Patterns of Late Cretaceous terrestrial vertebrate diversity across North America have been interpreted primarily in terms of biogeographic provincialism driven by latitude or coastal-inland habitat gradients. A major difficulty in determining the influence of these two gradients is the existence of some large gaps in the terrestrial fossil record, notably the ‘Bearpaw gap’ caused by a transgression of the inland Bearpaw Seaway during the latter part of the Campanian. In this context, the terrestrial fauna preserved in the Campanian deposits of the Wapiti Formation (west-central Alberta, Canada) is crucial for addressing the information deficit.
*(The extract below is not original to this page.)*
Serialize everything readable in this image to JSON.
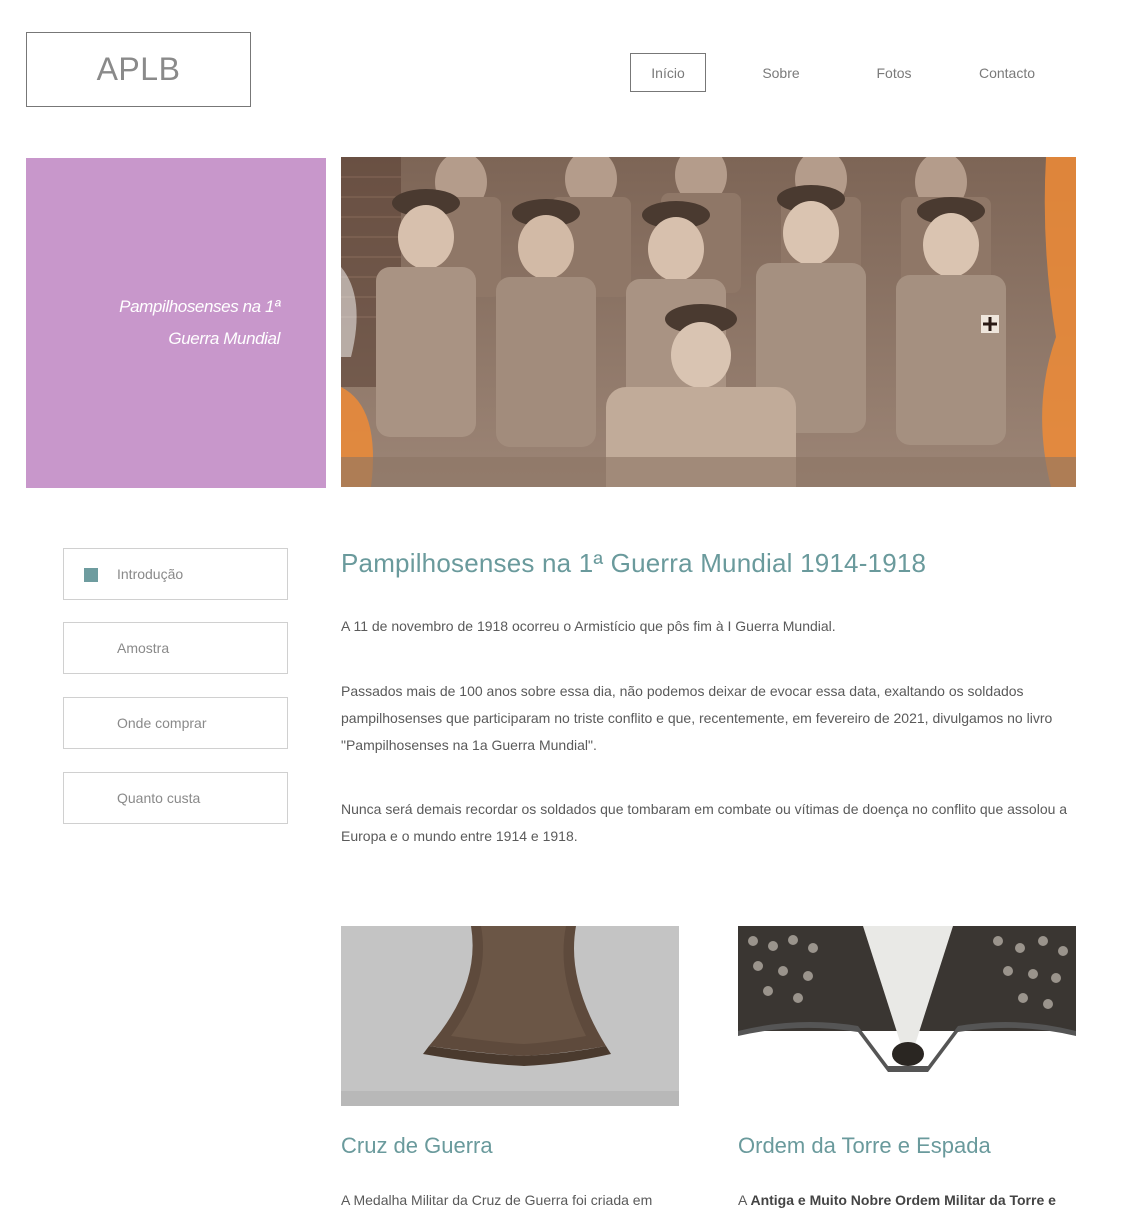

Deposited at the edge of the palaeo-circumpolar region, Unit 3 of the strictly terrestrial Wapiti Formation (WU3) is coeval with the ‘Bearpaw gap’, a period when the terrestrial record from better-sampled areas elsewhere in Canada and the U.S.A. gives way to marine sediments. Here we show, based largely on evidence from the recently discovered DC (Dinosaur-Chelonian) Bonebed locality, that the diverse WU3 vertebrate fauna shares similarities with lowland to marginal marine ecosystems in the Oldman and Dinosaur Park formations which were deposited in southern Alberta prior to the Bearpaw gap. In addition, a major change in faunal composition demarcates the upper boundary of WU3, related to the disappearance of the Bearpaw Sea in Canada. Data presented here help, first and foremost, to bridge an ~1.2-million-year gap in the North American record of Campanian terrestrial vertebrates. Resemblances between the WU3 vertebrate fauna and slightly older assemblages from southern Alberta underscore the importance of determining the spatiotemporal changes in environmental factors (e.g., coastal proximity). The occurrence of one seemingly endemic lizard, together with differences in relative taxon abundance, suggest additional latitude-correlated factors, implicating both latitudinal and coastal-inland habitat gradients in driving the taxonomic composition of Late Cretaceous terrestrial faunas.